6.3De onroerende zaak zal bij de eigendomsoverdracht de feitelijke eigenschappen bezitten die nodig zijn voor een normaal gebruik als:particulier woonhuis voor eigen gebruik.(…)
Verkoper staat niet in voor andere eigenschappen dan die voor een normaal gebruik nodig zijn. Verkoper staat ook niet in voor de afwezigheid van gebreken die dat normale gebruik belemmeren en die aan koper bekend zijn of kenbaar zijn op het moment van het tot stand komen van deze koopovereenkomst.
(…)”.
Artikel 21 luidt als volgt:
“
artikel 21
Koper is bekend dat verkoper de woning recentelijk niet zelf heeft bewoond en deze derhalve niet kent zoals dat normaal van een eigenaar/verkoper mag worden verwacht. Verkoper kan de koper derhalve niet informeren over de eigenschappen cq. gebreken aan het verkochte, waarvan hij op de hoogte zou zijn geweest indien verkoper het verkochte zelf recentelijk zou hebben bewoond.”

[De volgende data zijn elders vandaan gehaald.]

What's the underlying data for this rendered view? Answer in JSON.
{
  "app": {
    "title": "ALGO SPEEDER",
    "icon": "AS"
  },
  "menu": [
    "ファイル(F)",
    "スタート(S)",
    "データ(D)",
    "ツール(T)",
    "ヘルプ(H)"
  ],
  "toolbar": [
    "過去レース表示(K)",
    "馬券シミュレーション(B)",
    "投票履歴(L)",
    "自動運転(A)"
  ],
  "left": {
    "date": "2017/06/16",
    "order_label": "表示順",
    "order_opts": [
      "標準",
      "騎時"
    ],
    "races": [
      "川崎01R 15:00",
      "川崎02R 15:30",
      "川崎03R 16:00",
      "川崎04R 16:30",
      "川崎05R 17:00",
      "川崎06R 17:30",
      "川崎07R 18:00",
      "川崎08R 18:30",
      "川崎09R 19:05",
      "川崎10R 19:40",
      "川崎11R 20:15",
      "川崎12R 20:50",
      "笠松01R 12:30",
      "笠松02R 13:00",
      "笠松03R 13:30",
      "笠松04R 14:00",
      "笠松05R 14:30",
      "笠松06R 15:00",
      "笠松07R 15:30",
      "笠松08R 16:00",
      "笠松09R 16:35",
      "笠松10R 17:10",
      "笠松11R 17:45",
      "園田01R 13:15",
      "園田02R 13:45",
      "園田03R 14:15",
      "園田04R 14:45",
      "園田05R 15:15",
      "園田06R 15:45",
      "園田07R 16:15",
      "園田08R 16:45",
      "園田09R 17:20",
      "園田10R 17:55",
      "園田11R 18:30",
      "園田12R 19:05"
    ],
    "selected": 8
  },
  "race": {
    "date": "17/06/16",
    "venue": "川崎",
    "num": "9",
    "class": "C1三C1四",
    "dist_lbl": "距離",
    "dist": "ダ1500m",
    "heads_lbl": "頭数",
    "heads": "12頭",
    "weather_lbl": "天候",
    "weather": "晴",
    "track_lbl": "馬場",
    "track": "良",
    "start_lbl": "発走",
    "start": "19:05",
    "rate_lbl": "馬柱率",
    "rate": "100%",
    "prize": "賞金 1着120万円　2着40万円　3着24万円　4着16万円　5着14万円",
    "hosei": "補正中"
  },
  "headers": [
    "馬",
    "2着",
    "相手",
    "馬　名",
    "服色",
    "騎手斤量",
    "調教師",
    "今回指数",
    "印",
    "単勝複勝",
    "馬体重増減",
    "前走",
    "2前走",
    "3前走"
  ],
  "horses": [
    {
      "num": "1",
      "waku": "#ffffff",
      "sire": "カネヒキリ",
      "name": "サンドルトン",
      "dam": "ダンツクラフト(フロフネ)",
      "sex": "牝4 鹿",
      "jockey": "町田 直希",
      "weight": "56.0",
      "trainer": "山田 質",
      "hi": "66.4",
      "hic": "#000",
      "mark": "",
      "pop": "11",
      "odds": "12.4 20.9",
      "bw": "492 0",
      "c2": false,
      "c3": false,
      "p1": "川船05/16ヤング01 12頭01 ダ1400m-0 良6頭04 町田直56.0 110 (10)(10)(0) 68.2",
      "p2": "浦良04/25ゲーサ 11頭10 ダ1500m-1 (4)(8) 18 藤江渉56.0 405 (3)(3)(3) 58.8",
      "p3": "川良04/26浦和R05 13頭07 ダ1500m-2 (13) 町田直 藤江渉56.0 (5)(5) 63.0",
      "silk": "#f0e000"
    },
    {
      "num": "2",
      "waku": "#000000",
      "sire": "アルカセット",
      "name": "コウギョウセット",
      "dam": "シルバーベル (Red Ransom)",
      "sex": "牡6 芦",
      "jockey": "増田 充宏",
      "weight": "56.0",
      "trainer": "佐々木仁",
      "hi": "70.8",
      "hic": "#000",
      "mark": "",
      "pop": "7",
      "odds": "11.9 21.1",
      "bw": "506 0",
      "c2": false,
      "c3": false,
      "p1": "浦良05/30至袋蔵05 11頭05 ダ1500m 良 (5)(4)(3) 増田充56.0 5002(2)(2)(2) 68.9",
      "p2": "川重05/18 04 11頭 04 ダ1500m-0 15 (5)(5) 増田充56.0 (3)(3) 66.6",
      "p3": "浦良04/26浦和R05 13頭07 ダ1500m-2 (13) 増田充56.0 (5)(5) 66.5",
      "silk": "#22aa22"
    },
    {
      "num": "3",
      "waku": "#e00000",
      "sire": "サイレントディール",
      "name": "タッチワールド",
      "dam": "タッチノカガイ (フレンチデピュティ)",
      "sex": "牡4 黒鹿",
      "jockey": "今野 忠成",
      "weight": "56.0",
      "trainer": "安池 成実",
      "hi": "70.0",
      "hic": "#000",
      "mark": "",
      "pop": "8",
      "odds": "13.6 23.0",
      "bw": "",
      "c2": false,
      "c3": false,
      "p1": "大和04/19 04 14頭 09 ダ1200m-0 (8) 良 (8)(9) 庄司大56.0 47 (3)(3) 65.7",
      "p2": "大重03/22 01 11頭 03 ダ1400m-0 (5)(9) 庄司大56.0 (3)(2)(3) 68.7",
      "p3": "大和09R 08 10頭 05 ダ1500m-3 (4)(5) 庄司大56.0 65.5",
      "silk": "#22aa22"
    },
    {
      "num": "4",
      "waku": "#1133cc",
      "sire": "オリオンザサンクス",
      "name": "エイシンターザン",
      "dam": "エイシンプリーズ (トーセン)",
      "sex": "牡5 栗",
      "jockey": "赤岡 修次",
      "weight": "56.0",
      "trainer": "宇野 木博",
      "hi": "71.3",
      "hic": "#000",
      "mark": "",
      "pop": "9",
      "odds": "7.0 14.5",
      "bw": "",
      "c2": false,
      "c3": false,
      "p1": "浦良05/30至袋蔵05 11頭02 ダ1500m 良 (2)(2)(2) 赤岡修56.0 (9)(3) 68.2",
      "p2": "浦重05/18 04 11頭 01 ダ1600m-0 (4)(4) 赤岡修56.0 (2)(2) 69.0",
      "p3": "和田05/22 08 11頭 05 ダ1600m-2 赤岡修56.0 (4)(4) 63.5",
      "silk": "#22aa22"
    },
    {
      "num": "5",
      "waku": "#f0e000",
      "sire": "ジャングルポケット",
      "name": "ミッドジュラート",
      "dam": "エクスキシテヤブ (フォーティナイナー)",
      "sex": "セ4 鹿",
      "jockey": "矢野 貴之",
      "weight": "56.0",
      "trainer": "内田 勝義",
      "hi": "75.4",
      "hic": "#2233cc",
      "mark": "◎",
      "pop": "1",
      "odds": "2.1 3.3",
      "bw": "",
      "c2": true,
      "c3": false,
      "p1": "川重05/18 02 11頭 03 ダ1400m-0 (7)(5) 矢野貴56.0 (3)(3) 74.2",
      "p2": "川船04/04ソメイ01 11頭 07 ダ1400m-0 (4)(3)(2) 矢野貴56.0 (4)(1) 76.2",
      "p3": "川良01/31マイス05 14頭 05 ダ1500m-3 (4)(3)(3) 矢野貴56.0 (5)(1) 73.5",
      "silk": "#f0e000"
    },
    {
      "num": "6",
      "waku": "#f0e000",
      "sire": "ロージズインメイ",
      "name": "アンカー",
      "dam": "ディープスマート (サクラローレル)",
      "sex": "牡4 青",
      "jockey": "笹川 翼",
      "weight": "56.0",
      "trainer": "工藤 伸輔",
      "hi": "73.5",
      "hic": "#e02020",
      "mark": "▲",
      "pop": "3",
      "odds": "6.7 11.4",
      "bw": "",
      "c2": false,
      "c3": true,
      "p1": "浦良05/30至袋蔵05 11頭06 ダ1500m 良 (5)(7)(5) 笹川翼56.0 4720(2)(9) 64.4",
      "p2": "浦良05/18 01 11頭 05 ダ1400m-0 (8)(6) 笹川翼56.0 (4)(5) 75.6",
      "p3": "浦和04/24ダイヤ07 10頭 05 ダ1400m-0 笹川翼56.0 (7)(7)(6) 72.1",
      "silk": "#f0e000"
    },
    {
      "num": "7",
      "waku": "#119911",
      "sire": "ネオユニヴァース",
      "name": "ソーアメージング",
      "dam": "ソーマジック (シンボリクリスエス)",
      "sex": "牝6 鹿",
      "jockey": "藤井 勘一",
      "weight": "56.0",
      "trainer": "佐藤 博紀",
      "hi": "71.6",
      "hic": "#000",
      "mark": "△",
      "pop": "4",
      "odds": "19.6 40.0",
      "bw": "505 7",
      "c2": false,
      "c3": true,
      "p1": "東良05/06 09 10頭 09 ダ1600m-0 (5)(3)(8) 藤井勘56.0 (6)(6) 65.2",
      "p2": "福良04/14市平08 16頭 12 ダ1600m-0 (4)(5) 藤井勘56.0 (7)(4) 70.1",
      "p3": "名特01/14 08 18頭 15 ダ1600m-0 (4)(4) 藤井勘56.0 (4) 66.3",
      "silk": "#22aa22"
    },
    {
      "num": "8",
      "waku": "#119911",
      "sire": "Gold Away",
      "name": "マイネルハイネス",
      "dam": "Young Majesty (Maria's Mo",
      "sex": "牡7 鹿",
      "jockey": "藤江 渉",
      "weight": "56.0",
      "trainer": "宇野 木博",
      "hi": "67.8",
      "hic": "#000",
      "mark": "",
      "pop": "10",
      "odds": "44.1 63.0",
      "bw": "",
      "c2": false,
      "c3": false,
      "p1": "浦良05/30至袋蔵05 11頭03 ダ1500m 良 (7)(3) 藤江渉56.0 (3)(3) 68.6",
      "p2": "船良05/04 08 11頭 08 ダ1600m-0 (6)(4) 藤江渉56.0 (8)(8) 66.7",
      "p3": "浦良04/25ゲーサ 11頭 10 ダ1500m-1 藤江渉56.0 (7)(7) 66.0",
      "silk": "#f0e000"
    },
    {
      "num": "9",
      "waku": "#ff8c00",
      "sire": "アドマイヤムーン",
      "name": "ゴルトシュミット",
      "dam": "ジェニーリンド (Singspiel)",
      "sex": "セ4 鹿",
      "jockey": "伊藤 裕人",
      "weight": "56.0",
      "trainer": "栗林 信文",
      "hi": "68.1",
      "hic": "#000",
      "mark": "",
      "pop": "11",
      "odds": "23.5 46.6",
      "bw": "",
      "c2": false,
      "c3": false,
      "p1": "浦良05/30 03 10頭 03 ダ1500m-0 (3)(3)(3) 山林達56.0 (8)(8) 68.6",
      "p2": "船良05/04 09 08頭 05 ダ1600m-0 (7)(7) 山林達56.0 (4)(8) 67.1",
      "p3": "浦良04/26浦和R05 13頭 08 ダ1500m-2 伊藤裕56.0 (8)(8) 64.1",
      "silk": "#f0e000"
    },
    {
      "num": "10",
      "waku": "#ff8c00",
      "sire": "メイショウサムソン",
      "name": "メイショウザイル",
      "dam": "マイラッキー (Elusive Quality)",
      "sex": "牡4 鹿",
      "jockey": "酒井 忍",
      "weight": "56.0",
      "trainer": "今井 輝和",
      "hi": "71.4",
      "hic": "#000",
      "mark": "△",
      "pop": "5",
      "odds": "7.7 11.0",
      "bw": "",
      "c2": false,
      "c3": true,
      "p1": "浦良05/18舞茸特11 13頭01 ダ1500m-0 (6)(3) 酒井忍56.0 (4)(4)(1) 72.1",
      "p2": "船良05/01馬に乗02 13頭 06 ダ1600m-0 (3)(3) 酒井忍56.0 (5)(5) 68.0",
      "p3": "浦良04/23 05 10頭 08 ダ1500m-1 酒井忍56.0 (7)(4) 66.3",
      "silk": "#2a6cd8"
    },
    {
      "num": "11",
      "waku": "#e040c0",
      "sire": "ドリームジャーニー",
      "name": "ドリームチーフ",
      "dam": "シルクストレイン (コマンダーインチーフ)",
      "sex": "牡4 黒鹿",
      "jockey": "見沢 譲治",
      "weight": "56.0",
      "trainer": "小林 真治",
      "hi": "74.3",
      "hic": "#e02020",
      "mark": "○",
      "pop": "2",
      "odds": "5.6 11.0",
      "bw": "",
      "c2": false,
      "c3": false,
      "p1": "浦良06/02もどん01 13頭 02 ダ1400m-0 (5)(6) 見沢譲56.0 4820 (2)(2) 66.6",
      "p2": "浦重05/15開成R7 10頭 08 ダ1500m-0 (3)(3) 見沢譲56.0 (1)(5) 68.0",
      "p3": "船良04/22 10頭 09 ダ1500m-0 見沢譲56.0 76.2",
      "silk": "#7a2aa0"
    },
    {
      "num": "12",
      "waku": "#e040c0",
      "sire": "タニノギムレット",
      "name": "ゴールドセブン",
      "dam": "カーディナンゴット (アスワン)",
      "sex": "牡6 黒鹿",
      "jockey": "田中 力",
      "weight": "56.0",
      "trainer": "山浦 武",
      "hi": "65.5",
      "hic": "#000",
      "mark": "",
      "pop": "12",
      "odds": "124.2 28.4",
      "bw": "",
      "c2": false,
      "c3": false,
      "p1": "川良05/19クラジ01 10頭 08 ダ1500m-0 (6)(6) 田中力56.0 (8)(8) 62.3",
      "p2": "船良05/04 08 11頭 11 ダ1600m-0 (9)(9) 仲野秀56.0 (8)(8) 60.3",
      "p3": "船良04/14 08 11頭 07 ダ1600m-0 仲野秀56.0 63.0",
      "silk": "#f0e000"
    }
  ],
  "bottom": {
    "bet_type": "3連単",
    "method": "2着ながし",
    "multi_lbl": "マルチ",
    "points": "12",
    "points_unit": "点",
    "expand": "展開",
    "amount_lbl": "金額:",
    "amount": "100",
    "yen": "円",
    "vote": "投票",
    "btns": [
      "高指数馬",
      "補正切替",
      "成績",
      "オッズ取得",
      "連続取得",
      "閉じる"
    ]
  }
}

Artikel 25 luidt als volgt:
“artikel 25
Deze overeenkomst kan door koper uiterlijk op 01 augustus 2016 worden ontbonden indien koper op die datum, door middel van het rapport van een door hem uit te laten voeren bouwtechnokeuring aantoont, dat de woning ernstige bouwkundige gebreken vertoont.(…)”
3.1.5.De woning is op 3 oktober 2016 aan [appellanten] geleverd.
3.1.6.[appellanten] heeft de technische staat van de woning op 6 juli 2017 laten onderzoeken door Nebest B.V. (hierna: Nebest). Nebest heeft in haar rapport van 21 juli 2017 diverse gebreken aan de woning beschreven.
3.1.7.Naar aanleiding van het rapport van Nebest heeft [appellanten] [geïntimeerde] bij brief van 13 oktober 2017 gesommeerd om aansprakelijkheid voor de betreffende gebreken te erkennen en te overleggen over het herstellen van de woning en het vergoeden van de kosten daarvan. [geïntimeerde] heeft dat geweigerd.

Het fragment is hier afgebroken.